A fulacht fia, which is broadly understood to be a prehistoric cooking or heating site, once rose here as a kidney-shaped mound, its form recorded on a 1937 Ordnance Survey six-inch map with the careful hachuring used to indicate earthworks. By around 1978, it had been levelled as part of drainage works. What remains is a spread of burnt material, the scorched stone and charcoal residue that fulachtaí fia almost always leave behind, and which is often all that survives of sites that were in use as far back as the Bronze Age.
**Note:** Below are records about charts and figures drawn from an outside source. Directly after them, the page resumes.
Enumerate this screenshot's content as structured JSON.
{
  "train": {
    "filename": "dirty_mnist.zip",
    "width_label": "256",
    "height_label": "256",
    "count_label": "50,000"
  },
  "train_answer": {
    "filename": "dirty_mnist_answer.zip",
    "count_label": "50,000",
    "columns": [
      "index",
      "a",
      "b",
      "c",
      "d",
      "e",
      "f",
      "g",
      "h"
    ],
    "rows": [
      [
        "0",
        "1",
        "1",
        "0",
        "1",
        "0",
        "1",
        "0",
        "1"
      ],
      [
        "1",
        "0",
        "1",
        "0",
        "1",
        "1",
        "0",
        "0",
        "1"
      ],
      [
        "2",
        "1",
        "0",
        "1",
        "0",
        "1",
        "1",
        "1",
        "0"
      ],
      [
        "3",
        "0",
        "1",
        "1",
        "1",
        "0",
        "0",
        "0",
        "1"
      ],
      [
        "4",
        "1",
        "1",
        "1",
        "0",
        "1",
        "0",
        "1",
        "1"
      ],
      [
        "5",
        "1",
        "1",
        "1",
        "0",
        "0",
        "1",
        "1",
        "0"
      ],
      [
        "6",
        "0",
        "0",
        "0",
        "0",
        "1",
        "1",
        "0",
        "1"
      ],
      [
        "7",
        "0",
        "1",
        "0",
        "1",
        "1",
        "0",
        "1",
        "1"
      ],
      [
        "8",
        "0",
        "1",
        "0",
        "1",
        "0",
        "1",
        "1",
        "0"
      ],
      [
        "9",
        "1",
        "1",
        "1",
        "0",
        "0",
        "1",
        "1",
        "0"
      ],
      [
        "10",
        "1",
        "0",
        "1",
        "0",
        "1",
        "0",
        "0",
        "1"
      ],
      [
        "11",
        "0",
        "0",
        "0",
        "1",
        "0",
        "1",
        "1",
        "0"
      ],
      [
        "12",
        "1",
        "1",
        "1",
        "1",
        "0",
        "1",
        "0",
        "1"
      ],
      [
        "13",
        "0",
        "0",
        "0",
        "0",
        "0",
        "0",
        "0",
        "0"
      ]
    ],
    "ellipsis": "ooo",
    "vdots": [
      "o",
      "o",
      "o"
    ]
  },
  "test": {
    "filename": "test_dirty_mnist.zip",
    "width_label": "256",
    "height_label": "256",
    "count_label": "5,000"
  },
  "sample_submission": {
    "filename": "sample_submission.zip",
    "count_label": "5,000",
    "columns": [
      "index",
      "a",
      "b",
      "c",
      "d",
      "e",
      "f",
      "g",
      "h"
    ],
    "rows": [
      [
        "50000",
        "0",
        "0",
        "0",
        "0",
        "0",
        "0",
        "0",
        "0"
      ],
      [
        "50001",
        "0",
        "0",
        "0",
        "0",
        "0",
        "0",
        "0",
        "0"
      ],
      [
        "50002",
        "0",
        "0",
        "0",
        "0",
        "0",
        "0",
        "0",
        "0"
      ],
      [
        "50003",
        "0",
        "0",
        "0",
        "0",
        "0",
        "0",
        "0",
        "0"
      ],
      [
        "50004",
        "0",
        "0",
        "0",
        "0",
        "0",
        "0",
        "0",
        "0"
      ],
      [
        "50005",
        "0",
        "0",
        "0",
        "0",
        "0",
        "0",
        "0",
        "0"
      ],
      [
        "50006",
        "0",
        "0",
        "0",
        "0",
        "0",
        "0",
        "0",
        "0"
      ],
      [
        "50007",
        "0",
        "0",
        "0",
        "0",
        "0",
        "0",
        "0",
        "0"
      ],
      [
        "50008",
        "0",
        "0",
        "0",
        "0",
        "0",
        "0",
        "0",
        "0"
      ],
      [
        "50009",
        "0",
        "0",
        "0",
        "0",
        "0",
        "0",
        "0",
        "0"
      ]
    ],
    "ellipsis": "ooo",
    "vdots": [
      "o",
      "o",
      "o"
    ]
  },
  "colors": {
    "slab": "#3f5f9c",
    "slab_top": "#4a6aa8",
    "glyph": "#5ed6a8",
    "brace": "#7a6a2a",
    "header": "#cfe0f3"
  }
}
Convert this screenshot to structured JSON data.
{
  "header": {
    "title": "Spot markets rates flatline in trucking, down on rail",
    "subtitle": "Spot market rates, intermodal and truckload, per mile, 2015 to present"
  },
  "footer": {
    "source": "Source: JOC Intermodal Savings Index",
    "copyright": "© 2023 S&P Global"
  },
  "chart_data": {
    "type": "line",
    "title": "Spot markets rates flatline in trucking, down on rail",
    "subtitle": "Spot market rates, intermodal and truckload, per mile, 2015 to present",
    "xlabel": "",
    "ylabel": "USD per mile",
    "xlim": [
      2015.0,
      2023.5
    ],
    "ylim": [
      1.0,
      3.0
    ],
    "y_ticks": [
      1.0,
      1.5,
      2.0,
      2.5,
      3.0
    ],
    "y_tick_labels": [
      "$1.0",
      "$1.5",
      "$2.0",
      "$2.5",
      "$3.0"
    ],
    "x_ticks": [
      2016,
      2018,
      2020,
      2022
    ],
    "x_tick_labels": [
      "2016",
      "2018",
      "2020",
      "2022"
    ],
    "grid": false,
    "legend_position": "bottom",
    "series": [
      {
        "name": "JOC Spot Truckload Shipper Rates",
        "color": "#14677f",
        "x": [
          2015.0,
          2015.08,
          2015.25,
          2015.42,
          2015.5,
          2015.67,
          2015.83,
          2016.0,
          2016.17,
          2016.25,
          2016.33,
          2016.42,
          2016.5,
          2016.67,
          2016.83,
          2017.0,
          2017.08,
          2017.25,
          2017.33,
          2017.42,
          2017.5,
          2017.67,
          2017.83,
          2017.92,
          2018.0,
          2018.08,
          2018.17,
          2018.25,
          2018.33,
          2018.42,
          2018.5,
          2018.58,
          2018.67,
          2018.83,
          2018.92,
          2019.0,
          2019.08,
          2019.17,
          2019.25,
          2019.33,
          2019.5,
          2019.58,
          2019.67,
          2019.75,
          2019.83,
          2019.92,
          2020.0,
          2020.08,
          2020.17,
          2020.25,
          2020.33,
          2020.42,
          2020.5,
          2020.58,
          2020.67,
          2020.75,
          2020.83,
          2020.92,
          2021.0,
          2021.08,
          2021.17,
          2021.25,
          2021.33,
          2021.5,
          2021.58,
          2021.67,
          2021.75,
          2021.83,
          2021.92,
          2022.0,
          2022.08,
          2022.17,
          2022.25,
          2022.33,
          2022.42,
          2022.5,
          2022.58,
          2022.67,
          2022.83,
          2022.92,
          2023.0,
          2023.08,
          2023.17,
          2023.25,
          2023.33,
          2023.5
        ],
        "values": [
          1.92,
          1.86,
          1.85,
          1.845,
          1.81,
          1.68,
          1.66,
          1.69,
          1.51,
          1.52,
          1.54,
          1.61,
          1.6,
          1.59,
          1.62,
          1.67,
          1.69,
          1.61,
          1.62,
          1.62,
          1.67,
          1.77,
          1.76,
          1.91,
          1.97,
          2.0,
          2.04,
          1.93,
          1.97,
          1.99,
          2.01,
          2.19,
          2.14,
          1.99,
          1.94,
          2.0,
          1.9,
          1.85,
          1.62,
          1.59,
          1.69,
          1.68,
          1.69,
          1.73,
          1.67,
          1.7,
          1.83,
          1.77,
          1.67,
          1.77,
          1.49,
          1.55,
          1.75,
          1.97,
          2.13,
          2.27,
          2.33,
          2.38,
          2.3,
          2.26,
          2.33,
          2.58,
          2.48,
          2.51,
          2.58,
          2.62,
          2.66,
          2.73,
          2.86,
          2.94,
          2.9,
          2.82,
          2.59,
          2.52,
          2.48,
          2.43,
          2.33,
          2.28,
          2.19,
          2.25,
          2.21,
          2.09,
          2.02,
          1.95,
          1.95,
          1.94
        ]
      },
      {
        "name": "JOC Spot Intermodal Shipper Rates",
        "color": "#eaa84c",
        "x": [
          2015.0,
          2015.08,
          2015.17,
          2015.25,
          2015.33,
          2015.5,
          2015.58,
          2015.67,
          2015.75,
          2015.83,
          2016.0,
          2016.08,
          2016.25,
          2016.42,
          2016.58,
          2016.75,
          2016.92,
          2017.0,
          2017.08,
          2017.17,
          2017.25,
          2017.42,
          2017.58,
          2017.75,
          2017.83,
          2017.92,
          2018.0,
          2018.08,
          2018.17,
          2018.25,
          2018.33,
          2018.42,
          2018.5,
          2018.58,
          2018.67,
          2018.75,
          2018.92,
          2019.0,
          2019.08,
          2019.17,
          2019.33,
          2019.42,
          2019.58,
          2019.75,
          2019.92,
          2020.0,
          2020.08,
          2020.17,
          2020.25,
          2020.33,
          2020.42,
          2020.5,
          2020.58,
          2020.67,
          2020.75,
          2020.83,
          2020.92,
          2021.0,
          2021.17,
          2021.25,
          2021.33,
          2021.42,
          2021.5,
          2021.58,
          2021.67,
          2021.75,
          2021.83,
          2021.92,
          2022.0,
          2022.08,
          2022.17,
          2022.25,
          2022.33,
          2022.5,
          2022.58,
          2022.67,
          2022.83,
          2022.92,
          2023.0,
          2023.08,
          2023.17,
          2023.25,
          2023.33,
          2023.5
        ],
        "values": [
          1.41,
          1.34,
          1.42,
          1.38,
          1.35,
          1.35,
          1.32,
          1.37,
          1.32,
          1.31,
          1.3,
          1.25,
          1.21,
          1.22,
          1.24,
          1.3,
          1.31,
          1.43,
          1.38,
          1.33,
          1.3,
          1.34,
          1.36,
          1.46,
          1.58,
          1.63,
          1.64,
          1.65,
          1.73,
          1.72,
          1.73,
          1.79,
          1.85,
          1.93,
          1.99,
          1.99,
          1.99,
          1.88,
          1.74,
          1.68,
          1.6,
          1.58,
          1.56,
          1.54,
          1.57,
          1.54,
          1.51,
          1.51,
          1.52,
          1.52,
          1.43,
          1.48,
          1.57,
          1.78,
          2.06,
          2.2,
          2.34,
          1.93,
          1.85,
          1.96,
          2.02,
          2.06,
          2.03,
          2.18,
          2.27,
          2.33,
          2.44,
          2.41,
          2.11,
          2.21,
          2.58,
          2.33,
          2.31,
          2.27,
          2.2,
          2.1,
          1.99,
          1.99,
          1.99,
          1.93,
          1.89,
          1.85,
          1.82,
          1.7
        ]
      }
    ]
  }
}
Fulachtaí fia are among the most numerous prehistoric monument types in Ireland, particularly in Munster, and the Coolowen example fits a familiar pattern. They typically consist of a horseshoe or kidney-shaped mound of heat-shattered stone, built up over repeated use beside a water source. The prevailing theory holds that stones were heated in a fire and then dropped into a water-filled trough to bring it to the boil, though what exactly the hot water was used for, whether cooking, bathing, hide-working, or something else entirely, remains a matter of ongoing discussion among archaeologists. The Coolowen site was documented by Walsh in 1985, and its presence on the earlier OS map suggests it was still a recognisable earthwork feature into the mid-twentieth century before drainage changed the landscape around it.